Getting Kids to Eat Healthy Foods
The answer to this question is actually a lot easier than everyone makes it out to be. I’ve had my own struggles with getting my kids to eat the same foods that I eat, and for a while I was completely confounded. But, get this, Dr. Phil actually said something that helped for once. I know, Dr. Phil is a TV personality who makes gobs of cash by giving out over simplified fixes to complex problems. However, on this one occasion, he was spot on. It is one of those answers that we all know already anyway, it’s just tough to hear it. The problem lies in parents’ perceptions of what kids will be willing to eat rather than what kids will actually eat. We might have veered off course with what we expect our kids to eat, and that creates an issue. When we begin to feed our kids different foods on the assumption that they won’t eat the same things we eat then we are creating conditions that undermine our authority as parents. At the same time we are giving the power to our kids to manipulate us. So most parents really want to know, “How can I correct my child’s eating habits?” It isn’t the kid who is at fault, it’s our assumptions about the kid that have brought us to this point.
Kids Can’t Starve Themselves
Kids starve all over the world every day, but they don’t do it to themselves. It is not until they become image conscience that they have the potential for eating disorders. Kids eat until their brains tell them it’s time to stop, not more and not less. But, when they have been programmed to eat hot dogs and white bread all the time then that is what they will naturally want. When a parent suddenly decides it’s time to start them on salad, it’s a struggle to get them to eat. Yes, the kid doesn’t like the salad and will refuse to eat it. But, this problem is easily fixed by doing absolutely nothing. Instead of arguing with him it is better to assume the child will eat what is given to him without the anticipation of failure. When he doesn’t eat it, because he probably won’t the first few times, then the parent should clear the table as if nothing strange had happened at all. And, wait for it – the kid gets hungry because he didn’t eat. So, following what Dr. Phil said about kids not being able to starve themselves, it’s just a matter of waiting until the kid’s hunger becomes greater than his dislike for the food. There is no need for strife, only patience.
Parents Aim to Please
The other component here is the parents unwillingness to stick to their guns. Kids are expert manipulators and they know just how to behave in order to get what they want. They give a sad face, they complain of physical injury, they feign incomprehension, whatever they know works with their particular parents they will do. When it comes to food they have probably been successful on more than one occasion in getting a change of menu that more suits what they are accustomed to. Obviously this creates the expectation that they can get away with it again, and thus makes the parents’ job that much more difficult. As parents we want our kids to be happy, we want them to be smiling and enjoying themselves so we are easily manipulated by our very wily kids. When it comes to food it becomes a matter of changing our own habits as parents as well as the habits of our kids. We might not like to see our kids upset, but it is much worse to realize later on that they are spoiled. Parents need to learn the difference between actual distress and underhanded manipulation.
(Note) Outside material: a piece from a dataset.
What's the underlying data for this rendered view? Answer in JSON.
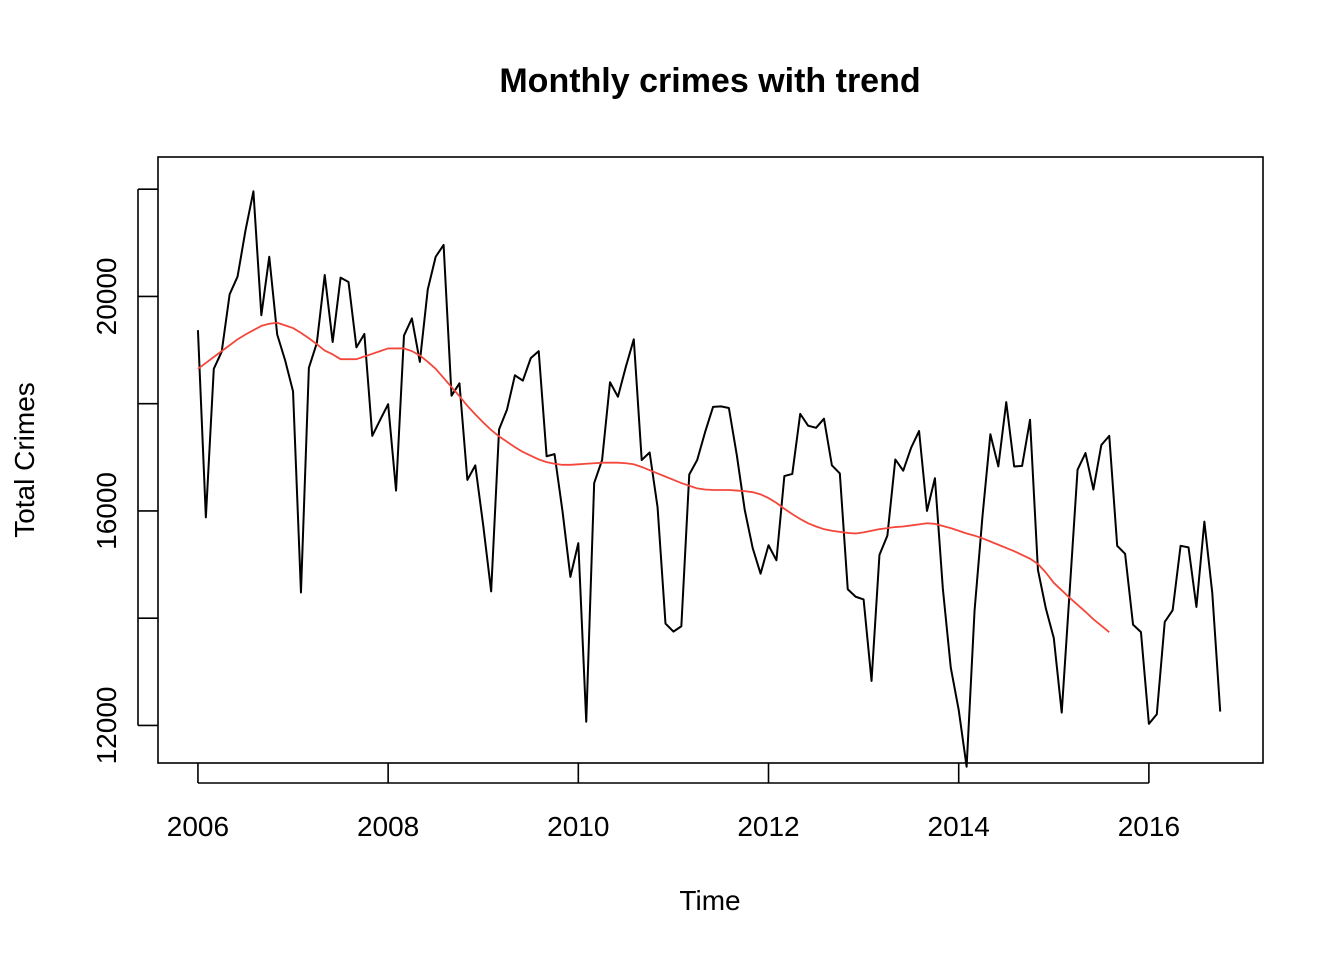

Kids should eat the same foods that we eat. If we eat salmon because it is good for us and we like it then kids should eat the same salmon. The very same things that are on our plates should be on our children’s plates, no exceptions. Our failure to enforce rules and stick to our guns is as much to blame for our kids’ eating habits as is our kids’ ability to manipulate us to their own ends. In the end parents have themselves to blame for setting up the conditions where this is a common problem in the first place. Little African kids don’t complain for grilled cheese sandwiches, they eat the slop in the tin bowl because they’re hungry and are happy as heck to be eating anything at all. It may seem cliché to invoke starving kids in Africa, but starving kids in Africa have the same biology as our kids. Is it really too much to ask that our kids learn to appreciate high quality, healthy food? No.